If the F.D.A. approves an over-the-counter version, it will be effectively saying that women with underlying health risks who choose that option will have to do their own research on how the birth-control pill would interact with their condition and any other medications they are taking.

Reproductive-rights activists in the United States view an over-the-counter birth-control pill as an easy and effective tool for rural, poor and historically marginalized communities to avoid unwanted pregnancies — reducing their barriers to health care and lowering the abortion rate along the way.

At least two drug companies want to apply to the F.D.A. to make the switch to an over-the-counter version, and have been in communication with the agency about their plans.

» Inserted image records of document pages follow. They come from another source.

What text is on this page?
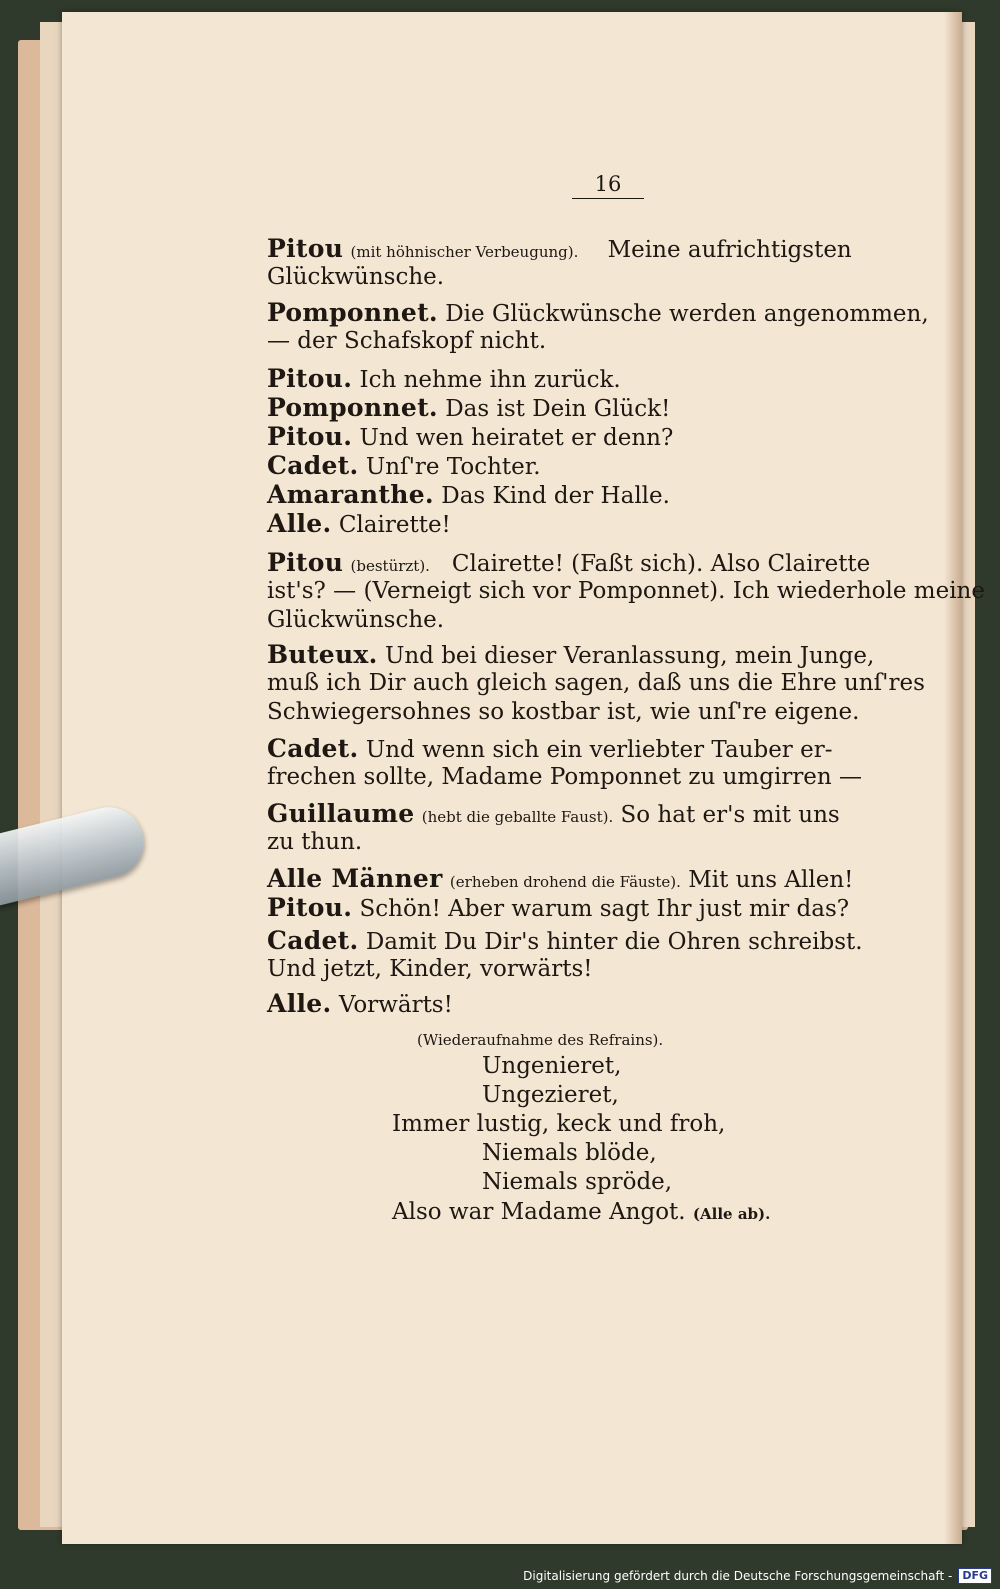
16
Pitou (mit höhnischer Verbeugung). Meine aufrichtigsten
Glückwünsche.
Pomponnet. Die Glückwünsche werden angenommen,
— der Schafskopf nicht.
Pitou. Ich nehme ihn zurück.
Pomponnet. Das ist Dein Glück!
Pitou. Und wen heiratet er denn?
Cadet. Unſ're Tochter.
Amaranthe. Das Kind der Halle.
Alle. Clairette!
Pitou (bestürzt). Clairette! (Faßt sich). Also Clairette
ist's? — (Verneigt sich vor Pomponnet). Ich wiederhole meine
Glückwünsche.
Buteux. Und bei dieser Veranlassung, mein Junge,
muß ich Dir auch gleich sagen, daß uns die Ehre unſ'res
Schwiegersohnes so kostbar ist, wie unſ're eigene.
Cadet. Und wenn sich ein verliebter Tauber er-
frechen sollte, Madame Pomponnet zu umgirren —
Guillaume (hebt die geballte Faust). So hat er's mit uns
zu thun.
Alle Männer (erheben drohend die Fäuste). Mit uns Allen!
Pitou. Schön! Aber warum sagt Ihr just mir das?
Cadet. Damit Du Dir's hinter die Ohren schreibst.
Und jetzt, Kinder, vorwärts!
Alle. Vorwärts!
(Wiederaufnahme des Refrains).
Ungenieret,
Ungezieret,
Immer lustig, keck und froh,
Niemals blöde,
Niemals spröde,
Also war Madame Angot. (Alle ab).
Digitalisierung gefördert durch die Deutsche Forschungsgemeinschaft - DFG
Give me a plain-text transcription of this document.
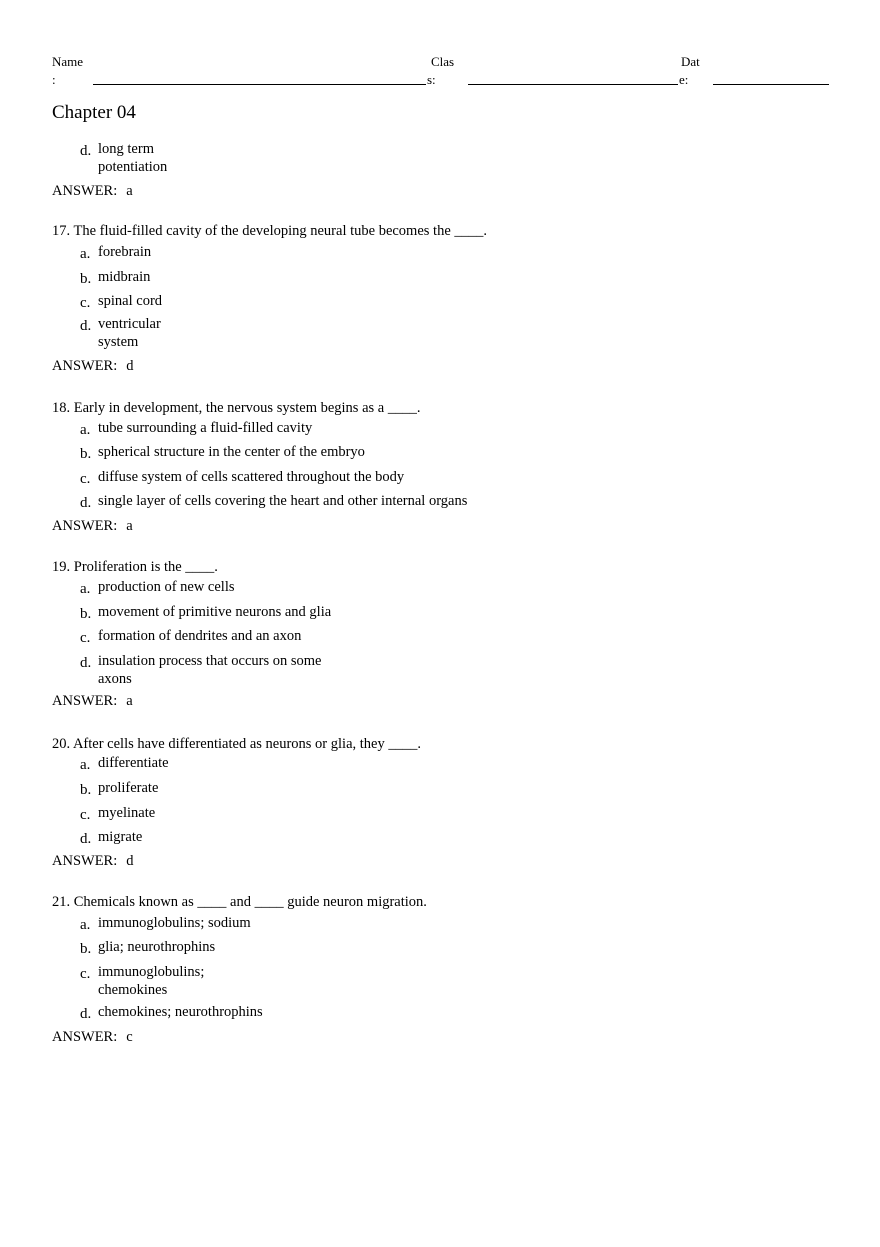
Name
:
Clas
s:
Dat
e:
Chapter 04
d. long term
potentiation
ANSWER: a
17. The fluid-filled cavity of the developing neural tube becomes the ____.
a. forebrain
b. midbrain
c. spinal cord
d. ventricular
system
ANSWER: d
18. Early in development, the nervous system begins as a ____.
a. tube surrounding a fluid-filled cavity
b. spherical structure in the center of the embryo
c. diffuse system of cells scattered throughout the body
d. single layer of cells covering the heart and other internal organs
ANSWER: a
19. Proliferation is the ____.
a. production of new cells
b. movement of primitive neurons and glia
c. formation of dendrites and an axon
d. insulation process that occurs on some
axons
ANSWER: a
20. After cells have differentiated as neurons or glia, they ____.
a. differentiate
b. proliferate
c. myelinate
d. migrate
ANSWER: d
21. Chemicals known as ____ and ____ guide neuron migration.
a. immunoglobulins; sodium
b. glia; neurothrophins
c. immunoglobulins;
chemokines
d. chemokines; neurothrophins
ANSWER: c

But after years of preliminary trials to clear the agency’s research and consumer-testing hurdles, neither has reached the stage of applying yet.

The F.D.A. defenders say that by asking many questions and demanding rigorous testing, the agency is being prudent about assessing the potential health risks of making the pill available without a prescription.

But frustrated supporters of the switch are critical of the agency’s prolonged pre-application process — which at certain points requires F.D.A. permission to advance to the next stage. Some of them see the process as an obstacle to the advancement of reproductive rights, as well as a case study of the cost when the F.D.A. takes an overly cautious approach. (The agency has also been criticized in other drug-approval cases of moving too quickly, as when it fast-tracked approval of a controversial Alzheimer’s drug earlier this year.)